The School-Hub Engagement Database, or SHED, is a solution for accurately gathering and compiling the data for your ACE data return. It's especially useful when a number of constituent music hubs and services have to communicate provision, workforce, and finance data across a larger Hub Lead Organisation.
The School Hub Engagement Database (SHED) emerged from the need for my long-term music hub client, London West Music Hub, to gather provision data from across its five constituent music hubs and services, then collate it in the exact form required by the ACE data return. The first version of the SHED focused on Section A of the ACE return (which records school engagement), hence the name. It has since expanded to cover the entire ACE data return, and currently three HLOs use their own bespoke SHEDs.
London West Music Hub and its five constituent music services across seven LAs;
East London Music Alliance and its seven music services across eight LAs; and
North London Music Hub and its five constituent LA music services.
Each bespoke SHED is a shared Google spreadsheet that has been localised to the relevant Hub Lead Organisation. This means it only contains that HLO's ACE-reportable schools, and each constituent service logs in to access their own named data entry tabs. Editing permissions are locked down so users can only edit their own service's data.
A user enters local provision data about lessons, ensembles, CIL, instrument loans, CPD, workforce characteristics, or any other data relevant to the ACE return. It is automatically combined with the other services' data and then collated in the exact form required by ACE. No one needs to do any calculations, nor stitch together any Excel spreadsheets. It's a really neat solution where all the number-crunching necessary for the ACE return happens automatically.
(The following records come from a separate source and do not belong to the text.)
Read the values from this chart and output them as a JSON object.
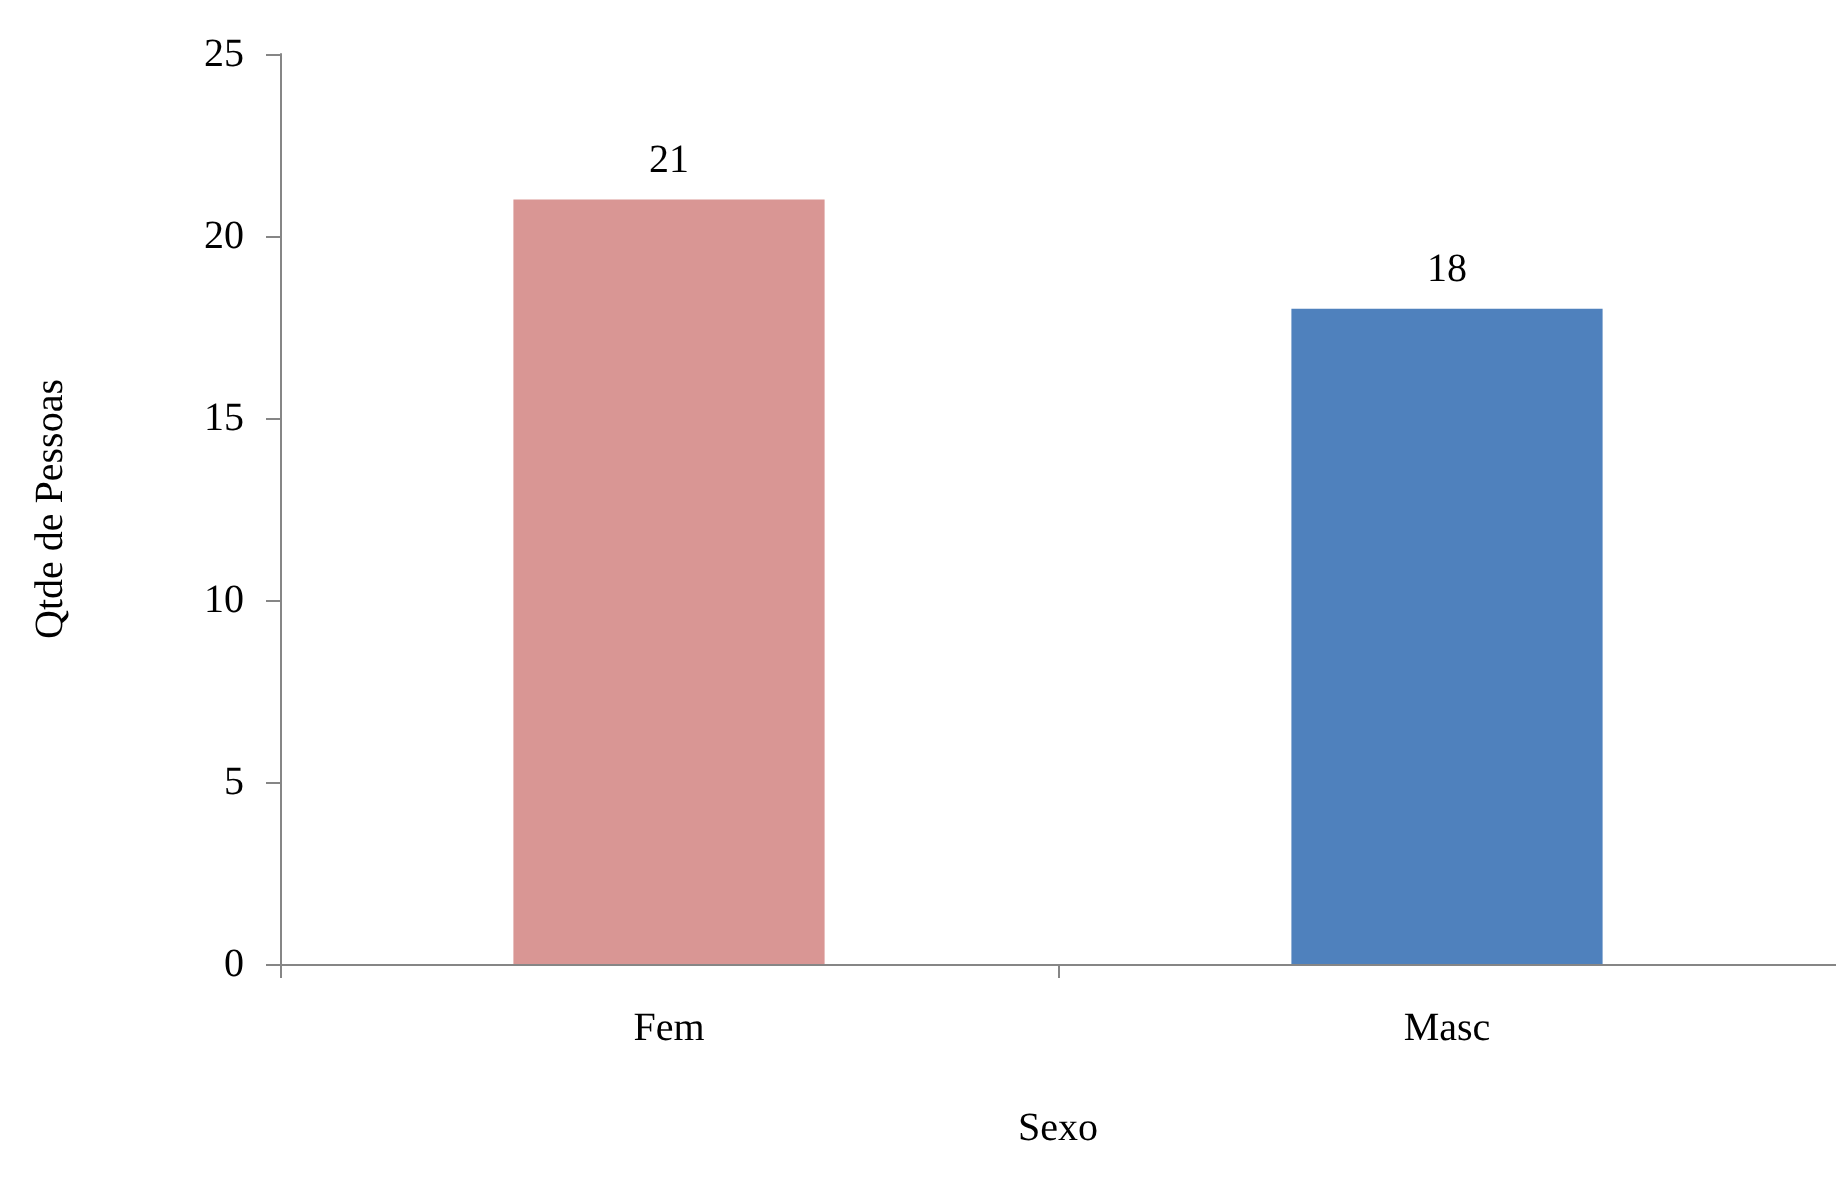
{
  "chart_data": {
    "type": "bar",
    "xlabel": "Sexo",
    "ylabel": "Qtde de Pessoas",
    "categories": [
      "Fem",
      "Masc"
    ],
    "values": [
      21,
      18
    ],
    "colors": [
      "#d99694",
      "#4f81bd"
    ],
    "ylim": [
      0,
      25
    ],
    "yticks": [
      0,
      5,
      10,
      15,
      20,
      25
    ],
    "grid": false,
    "data_labels": true
  }
}
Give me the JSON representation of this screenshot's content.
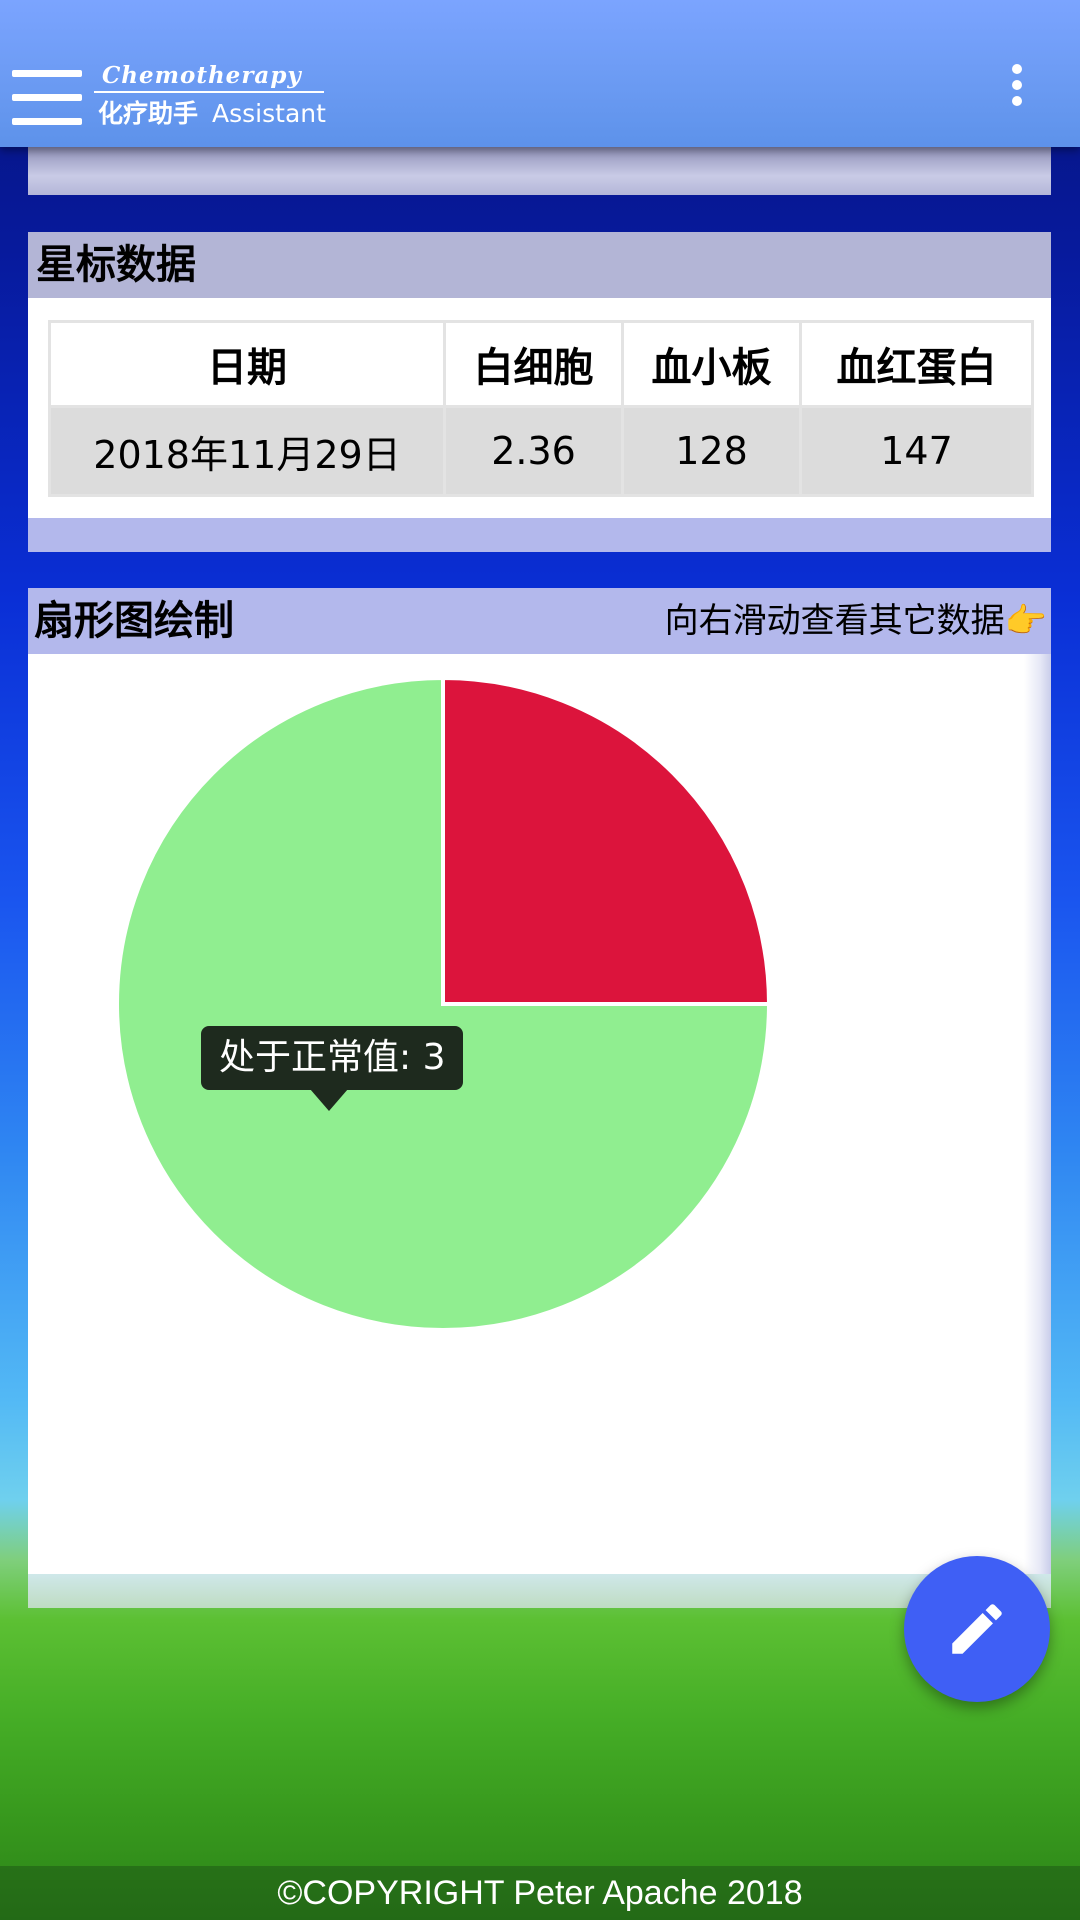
{
  "app": {
    "logo_top": "Chemotherapy",
    "logo_cn": "化疗助手",
    "logo_en": "Assistant",
    "menu_icon": "hamburger-menu-icon",
    "more_icon": "more-vertical-icon"
  },
  "starred": {
    "title": "星标数据",
    "columns": [
      "日期",
      "白细胞",
      "血小板",
      "血红蛋白"
    ],
    "rows": [
      [
        "2018年11月29日",
        "2.36",
        "128",
        "147"
      ]
    ]
  },
  "pie_card": {
    "title": "扇形图绘制",
    "hint": "向右滑动查看其它数据",
    "hint_icon": "👉",
    "tooltip": "处于正常值: 3"
  },
  "chart_data": {
    "type": "pie",
    "slices": [
      {
        "label": "",
        "value": 1,
        "color": "#dc143c"
      },
      {
        "label": "处于正常值",
        "value": 3,
        "color": "#90ee90"
      }
    ]
  },
  "fab": {
    "icon": "pencil-edit-icon",
    "color": "#3f5ff5"
  },
  "footer": {
    "text": "©COPYRIGHT Peter Apache 2018"
  }
}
Let's say Tri-borough Music Hub, which is one of LWMH's constituent services, loans a class set of 30 guitars to St Mungo's Primary School. TBMH inputs this data in their own input tab just once, but the data is output to three different places automatically:-
Section A, where a school engagement is recorded against St Mungo's;
Question D9, where 1 is added to the primary schools figure detailing the type of schools who took loans;
Question D10, where 30 is added to the total number of instrument loans made to primary schools
Whatever type of data a user enters (e.g. ensemble pupil details, CPD attendees, quarterly finance (ACE payment conditions) data, WCET / CIL details, workforce data, school performances, narratives about successes and challenges, etc.) the SHED updates the ACE return in all the appropriate places.
I have used my 14 years of experience completing ACE returns (and my unashamed love of spreadsheets!) to create something that I believe is game-changing for the new HLO 'super-hub' landscape.
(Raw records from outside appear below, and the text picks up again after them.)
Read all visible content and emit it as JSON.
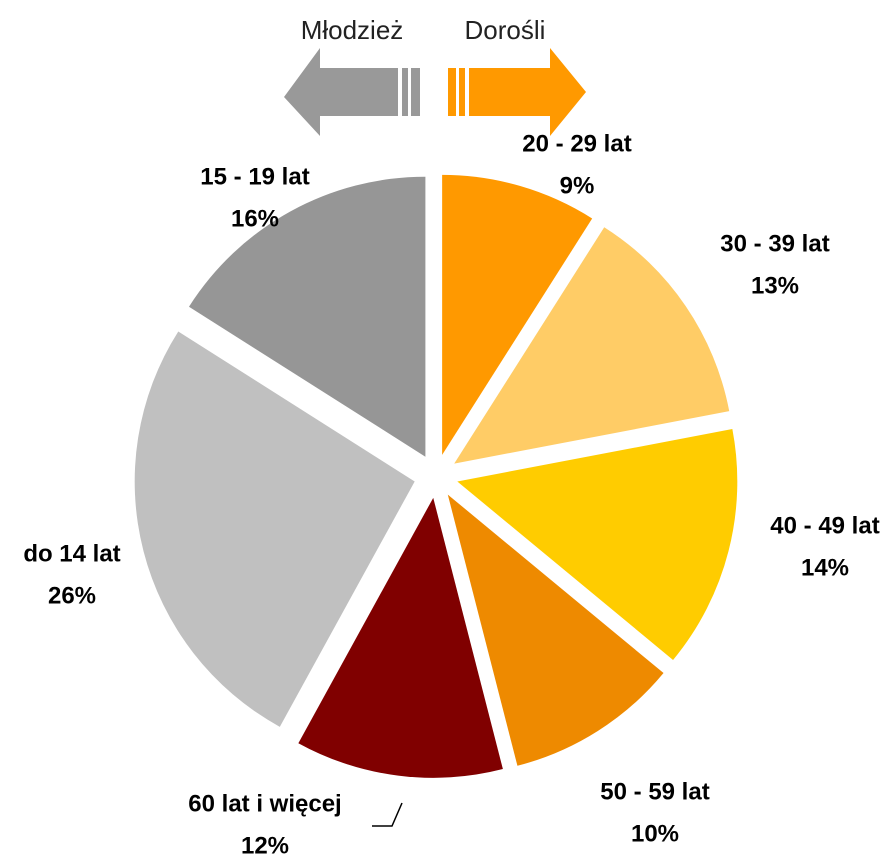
{
  "chart_data": {
    "type": "pie",
    "categories": [
      "20 - 29 lat",
      "30 - 39 lat",
      "40 - 49 lat",
      "50 - 59 lat",
      "60 lat i więcej",
      "do 14 lat",
      "15 - 19 lat"
    ],
    "values": [
      9,
      13,
      14,
      10,
      12,
      26,
      16
    ],
    "value_labels": [
      "9%",
      "13%",
      "14%",
      "10%",
      "12%",
      "26%",
      "16%"
    ],
    "colors": [
      "#ff9900",
      "#ffcc66",
      "#ffcc00",
      "#ee8a00",
      "#800000",
      "#c0c0c0",
      "#969696"
    ],
    "annotations": [
      "Młodzież",
      "Dorośli"
    ]
  }
}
The SHED effectively breaks down a huge, complex, specialist, error-prone task (compiling the ACE return) into a series of non-specialist data entry tasks. It becomes a shared endeavour across the HLO's constituent services rather than a job solely for one person in the hub lead organisation.
Yes. Each constituent hub / local lead partner has a panel in the SHED for completing the four payment conditions finance templates required by ACE: Annual Budget (at the start of the year); Autumn actual spend (due in January); Spring actual spend (due in April); and full year management accounts (due in November of the following year as part of the annual data return).
All of the HLO-wide sums are carried out automatically in the SHED, avoiding the need to 'stitch together' Excel spreadsheets from each constituent hub in your consortium.
I've used my 14 years of experience completing ACE returns (and an unashamed love of spreadsheets!) to create something that I believe is game-changing for the new HLO / 'super-hub' / consortium music education hub landscape.
The SHED breaks down a huge, complex, specialist, error-prone task (compiling the annual ACE return) into a series of non-specialist data entry tasks. It becomes a shared endeavour across the HLO's constituent services rather than an almost unmanageable job for one person in the hub lead organisation.
Furthermore, the data in the SHED is 'live' as soon as it is entered, so you can use it to review and target school non-engagement, or patterns such as variations in school engagement by deprivation (the SHED contains a breakdown of school engagement by IDACI decile), or even geographical cold-spots (the SHED includes a live school engagement map).